“Pacing Space”: the photographs
Originally published at www.zacharynewton.com on May 27, 2015.
This is the second of two posts about my current exhibition: Pacing Space. The first showed the exhibition itself, this one focuses on the photographs I included in it.
This past November I had the good fortune to travel to Japan, where in preparation for the exhibition Pacing Space, I met with Professor Waro Kishi, who is a gifted architect. We spoke about some of the unique characteristics of Japanese domestic architecture, and how these can be expressed in traditional and contemporary forms alike.
Of particular interest was the use of threshold within the sequence of progression toward the dwelling’s core zones. Traditionally, within Japanese architecture there is a strict hierarchy of space, with each new threshold serving as a filter for who may or may not cross it. In this way, strangers, workers, acquaintances, and close friends and family are granted different types of access in a way that is far more structured than what one experiences in the West. It was this idea: that there is a transitional space — or an architectural filter based on relationship — which was the foundation of our exhibition.

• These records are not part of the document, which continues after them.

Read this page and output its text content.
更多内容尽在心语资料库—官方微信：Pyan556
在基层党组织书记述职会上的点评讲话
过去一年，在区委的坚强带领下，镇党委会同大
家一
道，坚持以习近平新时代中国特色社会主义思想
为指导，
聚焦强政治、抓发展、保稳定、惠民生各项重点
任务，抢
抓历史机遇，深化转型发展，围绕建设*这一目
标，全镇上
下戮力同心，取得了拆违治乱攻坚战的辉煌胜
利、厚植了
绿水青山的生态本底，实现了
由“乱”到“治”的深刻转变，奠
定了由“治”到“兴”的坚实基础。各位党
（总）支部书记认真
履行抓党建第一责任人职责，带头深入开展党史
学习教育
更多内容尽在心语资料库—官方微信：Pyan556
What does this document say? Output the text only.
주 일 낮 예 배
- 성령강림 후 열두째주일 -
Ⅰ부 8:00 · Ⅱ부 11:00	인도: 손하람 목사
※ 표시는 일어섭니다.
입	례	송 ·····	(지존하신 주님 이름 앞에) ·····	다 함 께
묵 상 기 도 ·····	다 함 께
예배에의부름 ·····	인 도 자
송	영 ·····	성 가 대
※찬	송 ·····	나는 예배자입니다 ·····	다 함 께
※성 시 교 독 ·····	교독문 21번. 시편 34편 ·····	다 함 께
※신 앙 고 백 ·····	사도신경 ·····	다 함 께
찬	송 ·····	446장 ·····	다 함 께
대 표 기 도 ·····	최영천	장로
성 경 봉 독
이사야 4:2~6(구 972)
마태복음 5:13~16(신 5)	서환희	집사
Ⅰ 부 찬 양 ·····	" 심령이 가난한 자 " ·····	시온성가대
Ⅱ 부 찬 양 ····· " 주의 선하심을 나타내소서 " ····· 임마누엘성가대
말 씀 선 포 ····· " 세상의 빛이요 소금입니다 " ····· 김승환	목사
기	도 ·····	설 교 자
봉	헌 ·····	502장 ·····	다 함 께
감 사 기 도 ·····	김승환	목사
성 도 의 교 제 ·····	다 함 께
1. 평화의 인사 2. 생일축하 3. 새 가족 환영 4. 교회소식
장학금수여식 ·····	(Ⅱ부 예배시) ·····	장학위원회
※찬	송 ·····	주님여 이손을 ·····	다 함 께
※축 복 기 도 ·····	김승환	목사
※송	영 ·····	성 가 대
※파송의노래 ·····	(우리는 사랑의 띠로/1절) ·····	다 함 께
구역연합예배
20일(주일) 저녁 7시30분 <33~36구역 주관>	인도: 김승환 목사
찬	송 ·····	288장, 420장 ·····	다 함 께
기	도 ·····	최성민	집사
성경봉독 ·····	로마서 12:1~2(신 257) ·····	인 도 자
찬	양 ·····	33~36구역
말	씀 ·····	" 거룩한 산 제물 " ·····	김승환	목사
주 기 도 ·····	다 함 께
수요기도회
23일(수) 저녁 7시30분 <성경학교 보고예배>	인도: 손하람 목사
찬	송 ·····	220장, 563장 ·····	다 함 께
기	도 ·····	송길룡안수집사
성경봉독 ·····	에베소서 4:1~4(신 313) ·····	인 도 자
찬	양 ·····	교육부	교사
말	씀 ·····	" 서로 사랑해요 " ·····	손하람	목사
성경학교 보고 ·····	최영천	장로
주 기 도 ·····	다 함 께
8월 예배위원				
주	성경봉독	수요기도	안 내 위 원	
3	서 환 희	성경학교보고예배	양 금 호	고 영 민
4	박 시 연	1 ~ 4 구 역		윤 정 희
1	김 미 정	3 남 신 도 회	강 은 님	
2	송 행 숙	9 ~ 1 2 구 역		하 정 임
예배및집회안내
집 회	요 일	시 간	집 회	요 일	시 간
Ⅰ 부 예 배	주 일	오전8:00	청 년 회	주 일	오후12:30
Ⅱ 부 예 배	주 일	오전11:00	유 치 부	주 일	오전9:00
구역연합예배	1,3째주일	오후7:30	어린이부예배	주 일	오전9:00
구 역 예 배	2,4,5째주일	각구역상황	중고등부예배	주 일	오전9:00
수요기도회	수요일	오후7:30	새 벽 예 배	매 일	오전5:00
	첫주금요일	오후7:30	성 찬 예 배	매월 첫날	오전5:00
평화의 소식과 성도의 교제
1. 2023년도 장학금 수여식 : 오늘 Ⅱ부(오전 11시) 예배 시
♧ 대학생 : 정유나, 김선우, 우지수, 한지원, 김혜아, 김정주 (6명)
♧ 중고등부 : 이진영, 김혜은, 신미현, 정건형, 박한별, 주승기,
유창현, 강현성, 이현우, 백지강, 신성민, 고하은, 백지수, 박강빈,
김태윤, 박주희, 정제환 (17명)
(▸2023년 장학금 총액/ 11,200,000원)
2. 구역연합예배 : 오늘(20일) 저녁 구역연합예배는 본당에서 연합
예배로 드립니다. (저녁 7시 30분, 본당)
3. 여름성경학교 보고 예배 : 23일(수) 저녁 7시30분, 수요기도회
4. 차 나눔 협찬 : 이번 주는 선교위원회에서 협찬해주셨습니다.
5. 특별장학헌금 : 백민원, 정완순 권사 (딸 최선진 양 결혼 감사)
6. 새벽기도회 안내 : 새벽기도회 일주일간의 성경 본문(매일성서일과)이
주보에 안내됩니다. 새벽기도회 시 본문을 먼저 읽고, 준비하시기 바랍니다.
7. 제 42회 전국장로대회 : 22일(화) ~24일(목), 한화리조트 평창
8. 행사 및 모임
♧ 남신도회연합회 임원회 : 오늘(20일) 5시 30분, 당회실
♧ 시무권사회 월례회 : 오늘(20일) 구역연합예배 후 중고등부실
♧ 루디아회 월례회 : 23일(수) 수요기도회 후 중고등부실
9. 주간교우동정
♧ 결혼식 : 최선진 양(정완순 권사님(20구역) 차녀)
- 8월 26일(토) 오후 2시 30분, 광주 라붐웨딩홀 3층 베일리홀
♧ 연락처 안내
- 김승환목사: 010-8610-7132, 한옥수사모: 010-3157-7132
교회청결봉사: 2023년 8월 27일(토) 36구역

Professor Kishi generously arranged for me to photograph one of his recent projects, House in Yamanoi, which provides a rich example of this architectural filtering, with its multiple entry points and various processional routes to different parts of the dwelling. While shooting, I also became very interested in how adeptly the project linked itself with its surroundings via skilled framing devices.
These highly considered frames often both focus one’s attention outside the home, and draw the gaze further within, to zones of greater intimacy, depending on vantage point. At their best, they do both within the same view. Thus the line of the gaze becomes another path which is directed and given different privileges, based on one’s location within the spatial progression.